As I left the meeting I have to admit to experiencing some disappointment. It is not that FDA was unclear about the purpose of the meeting (to listen to stakeholder comments) or that industry is to be criticized for failing to press points of interest (this probably was not the forum for a “frank and candid” discussion). However, I did feel the sense of an opportunity missed. The US faces some significant challenges in terms of product safety – not only in the personal care side but also in pharma, biotech, OTC and medical devices. However, most of the microbiological safety issues I see evidence of as a consultant and as a fairly well-read observer of the regulated industries (at least that portion related to microbiology and biological contamination control) is the result of either willful or ignorant violations of basic GMP. In other words, it really does not seem to me that at this time we need new regulation to ensure product Quality and consumer/patient safety. Instead, at least in my opinion, we need to encourage continued vigorous enforcement activity to remove those manufacturers willing to conduct manufacturing under slovenly conditions and those willing to decrease overhead costs by sacrificing the “Quality” function. FDA is to be commended for the Agency’s clear increase in enforcement activity, not only against the primary companies but also, as appropriate, the contract manufacturing and contract testing facilities.
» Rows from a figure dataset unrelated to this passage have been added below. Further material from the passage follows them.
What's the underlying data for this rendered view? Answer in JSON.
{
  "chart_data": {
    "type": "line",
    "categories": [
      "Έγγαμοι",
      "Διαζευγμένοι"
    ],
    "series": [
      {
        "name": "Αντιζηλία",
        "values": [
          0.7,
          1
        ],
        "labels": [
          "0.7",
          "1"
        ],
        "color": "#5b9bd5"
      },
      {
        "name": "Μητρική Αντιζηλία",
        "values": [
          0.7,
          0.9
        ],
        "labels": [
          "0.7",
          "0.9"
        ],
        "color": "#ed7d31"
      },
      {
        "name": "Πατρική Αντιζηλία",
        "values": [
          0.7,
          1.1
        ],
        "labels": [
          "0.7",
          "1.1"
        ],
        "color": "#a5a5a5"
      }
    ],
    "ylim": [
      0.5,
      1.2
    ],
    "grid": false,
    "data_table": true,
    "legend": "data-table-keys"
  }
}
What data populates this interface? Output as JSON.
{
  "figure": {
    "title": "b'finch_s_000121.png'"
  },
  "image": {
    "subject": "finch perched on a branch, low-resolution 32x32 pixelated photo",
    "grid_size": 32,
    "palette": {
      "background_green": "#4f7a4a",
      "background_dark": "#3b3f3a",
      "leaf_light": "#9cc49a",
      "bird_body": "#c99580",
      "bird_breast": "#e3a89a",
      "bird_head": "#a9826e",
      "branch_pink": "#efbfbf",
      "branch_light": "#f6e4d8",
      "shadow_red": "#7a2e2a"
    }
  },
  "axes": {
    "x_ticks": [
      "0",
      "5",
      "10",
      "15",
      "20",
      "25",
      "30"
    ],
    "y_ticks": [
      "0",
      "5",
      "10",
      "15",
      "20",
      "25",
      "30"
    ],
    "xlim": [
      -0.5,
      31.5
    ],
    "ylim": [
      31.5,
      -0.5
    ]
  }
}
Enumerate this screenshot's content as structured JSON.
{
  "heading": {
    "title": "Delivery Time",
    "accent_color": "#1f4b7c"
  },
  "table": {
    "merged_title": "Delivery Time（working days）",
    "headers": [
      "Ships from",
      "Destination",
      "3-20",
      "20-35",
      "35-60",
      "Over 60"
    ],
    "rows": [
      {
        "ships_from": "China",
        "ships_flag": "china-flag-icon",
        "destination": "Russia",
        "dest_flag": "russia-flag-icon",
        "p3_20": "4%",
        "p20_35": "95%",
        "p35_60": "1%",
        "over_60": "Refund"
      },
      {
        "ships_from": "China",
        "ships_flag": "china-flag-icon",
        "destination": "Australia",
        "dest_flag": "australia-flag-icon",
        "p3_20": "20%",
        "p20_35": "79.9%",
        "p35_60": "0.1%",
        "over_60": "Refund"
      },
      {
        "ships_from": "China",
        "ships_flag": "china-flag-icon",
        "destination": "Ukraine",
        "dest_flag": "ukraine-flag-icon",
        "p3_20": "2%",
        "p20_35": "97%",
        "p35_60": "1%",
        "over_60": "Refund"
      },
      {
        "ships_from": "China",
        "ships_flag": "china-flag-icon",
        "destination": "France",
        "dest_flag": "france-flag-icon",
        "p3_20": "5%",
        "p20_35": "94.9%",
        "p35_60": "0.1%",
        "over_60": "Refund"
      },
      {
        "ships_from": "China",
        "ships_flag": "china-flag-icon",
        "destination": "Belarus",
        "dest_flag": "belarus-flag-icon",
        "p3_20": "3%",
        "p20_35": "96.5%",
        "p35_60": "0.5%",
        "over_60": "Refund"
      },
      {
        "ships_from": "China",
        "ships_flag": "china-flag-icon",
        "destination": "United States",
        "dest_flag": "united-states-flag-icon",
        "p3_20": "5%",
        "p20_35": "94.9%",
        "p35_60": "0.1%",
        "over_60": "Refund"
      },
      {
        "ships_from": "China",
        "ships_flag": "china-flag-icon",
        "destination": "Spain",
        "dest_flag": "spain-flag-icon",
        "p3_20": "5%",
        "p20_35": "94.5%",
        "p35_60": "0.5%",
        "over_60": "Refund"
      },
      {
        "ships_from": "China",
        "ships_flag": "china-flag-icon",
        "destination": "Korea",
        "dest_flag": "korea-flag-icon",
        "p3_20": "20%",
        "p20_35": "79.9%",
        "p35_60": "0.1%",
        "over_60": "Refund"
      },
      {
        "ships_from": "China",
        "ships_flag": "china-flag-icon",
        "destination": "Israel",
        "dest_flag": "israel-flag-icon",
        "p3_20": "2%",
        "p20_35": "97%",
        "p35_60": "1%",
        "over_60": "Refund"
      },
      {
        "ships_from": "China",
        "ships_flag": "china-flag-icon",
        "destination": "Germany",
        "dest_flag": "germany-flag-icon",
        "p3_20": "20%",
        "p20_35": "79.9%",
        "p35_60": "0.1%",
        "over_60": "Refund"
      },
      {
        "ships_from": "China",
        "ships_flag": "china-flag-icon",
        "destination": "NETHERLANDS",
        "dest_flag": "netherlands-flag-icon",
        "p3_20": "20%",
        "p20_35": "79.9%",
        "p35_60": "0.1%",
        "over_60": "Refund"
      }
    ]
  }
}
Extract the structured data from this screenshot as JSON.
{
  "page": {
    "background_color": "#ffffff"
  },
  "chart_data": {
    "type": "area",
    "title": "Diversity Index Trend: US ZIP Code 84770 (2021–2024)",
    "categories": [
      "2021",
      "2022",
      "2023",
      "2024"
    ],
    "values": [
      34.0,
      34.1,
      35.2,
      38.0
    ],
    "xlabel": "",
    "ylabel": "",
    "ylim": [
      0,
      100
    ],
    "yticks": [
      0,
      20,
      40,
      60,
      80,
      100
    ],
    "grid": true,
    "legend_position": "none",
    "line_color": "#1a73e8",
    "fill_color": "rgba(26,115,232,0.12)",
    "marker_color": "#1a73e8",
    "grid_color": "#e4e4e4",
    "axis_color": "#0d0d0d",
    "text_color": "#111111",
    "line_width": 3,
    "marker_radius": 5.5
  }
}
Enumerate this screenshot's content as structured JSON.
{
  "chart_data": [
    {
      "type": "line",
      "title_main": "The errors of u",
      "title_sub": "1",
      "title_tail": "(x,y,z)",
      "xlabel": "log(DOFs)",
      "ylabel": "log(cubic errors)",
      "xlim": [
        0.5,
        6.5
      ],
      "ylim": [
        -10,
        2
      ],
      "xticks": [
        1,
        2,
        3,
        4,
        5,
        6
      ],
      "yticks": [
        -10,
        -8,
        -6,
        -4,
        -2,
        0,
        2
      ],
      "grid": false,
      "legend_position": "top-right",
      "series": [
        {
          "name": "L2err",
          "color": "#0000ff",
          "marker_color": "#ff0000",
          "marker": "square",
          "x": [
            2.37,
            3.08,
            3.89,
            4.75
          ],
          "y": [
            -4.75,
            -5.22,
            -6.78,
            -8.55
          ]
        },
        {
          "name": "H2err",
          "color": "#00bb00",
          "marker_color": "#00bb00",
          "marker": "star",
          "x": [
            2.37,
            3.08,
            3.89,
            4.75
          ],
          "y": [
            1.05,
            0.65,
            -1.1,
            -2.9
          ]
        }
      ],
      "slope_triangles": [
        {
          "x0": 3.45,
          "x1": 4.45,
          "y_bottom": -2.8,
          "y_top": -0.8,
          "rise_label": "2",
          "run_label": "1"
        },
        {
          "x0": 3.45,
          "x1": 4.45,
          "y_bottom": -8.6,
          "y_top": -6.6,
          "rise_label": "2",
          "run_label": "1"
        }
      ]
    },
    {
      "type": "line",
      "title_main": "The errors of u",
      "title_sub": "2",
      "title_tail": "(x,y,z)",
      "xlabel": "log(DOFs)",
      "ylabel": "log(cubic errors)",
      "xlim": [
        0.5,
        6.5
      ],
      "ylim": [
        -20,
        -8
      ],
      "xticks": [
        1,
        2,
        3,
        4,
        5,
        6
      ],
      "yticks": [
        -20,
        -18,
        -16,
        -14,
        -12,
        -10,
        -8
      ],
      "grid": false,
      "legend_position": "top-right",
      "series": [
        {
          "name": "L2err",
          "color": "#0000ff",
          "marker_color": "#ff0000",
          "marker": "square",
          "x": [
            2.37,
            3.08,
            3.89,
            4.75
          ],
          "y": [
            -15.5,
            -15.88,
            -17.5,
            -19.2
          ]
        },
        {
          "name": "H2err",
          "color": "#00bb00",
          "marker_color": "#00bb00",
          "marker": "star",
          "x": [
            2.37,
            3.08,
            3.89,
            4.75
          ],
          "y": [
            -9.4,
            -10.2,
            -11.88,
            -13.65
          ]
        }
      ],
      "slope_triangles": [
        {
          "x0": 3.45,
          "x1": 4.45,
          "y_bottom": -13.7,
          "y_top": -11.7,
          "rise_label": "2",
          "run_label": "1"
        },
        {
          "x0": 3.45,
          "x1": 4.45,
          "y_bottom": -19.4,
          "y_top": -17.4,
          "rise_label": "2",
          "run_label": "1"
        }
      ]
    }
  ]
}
However, this meeting did not seem focused on addressing specific problems but rather on a general desire to revise guidance which has, admittedly, been on the books a number of years. However, spending significant effort on trying to prevent undefined problems does not seem productive and may be distracting. I wish that the reasons for the Agency’s concern in Cosmetic Microbiological Safety could have been communicated clearly so that everyone could focus on finding solutions to well-defined problems not addressed by current guidance, if these problems exist.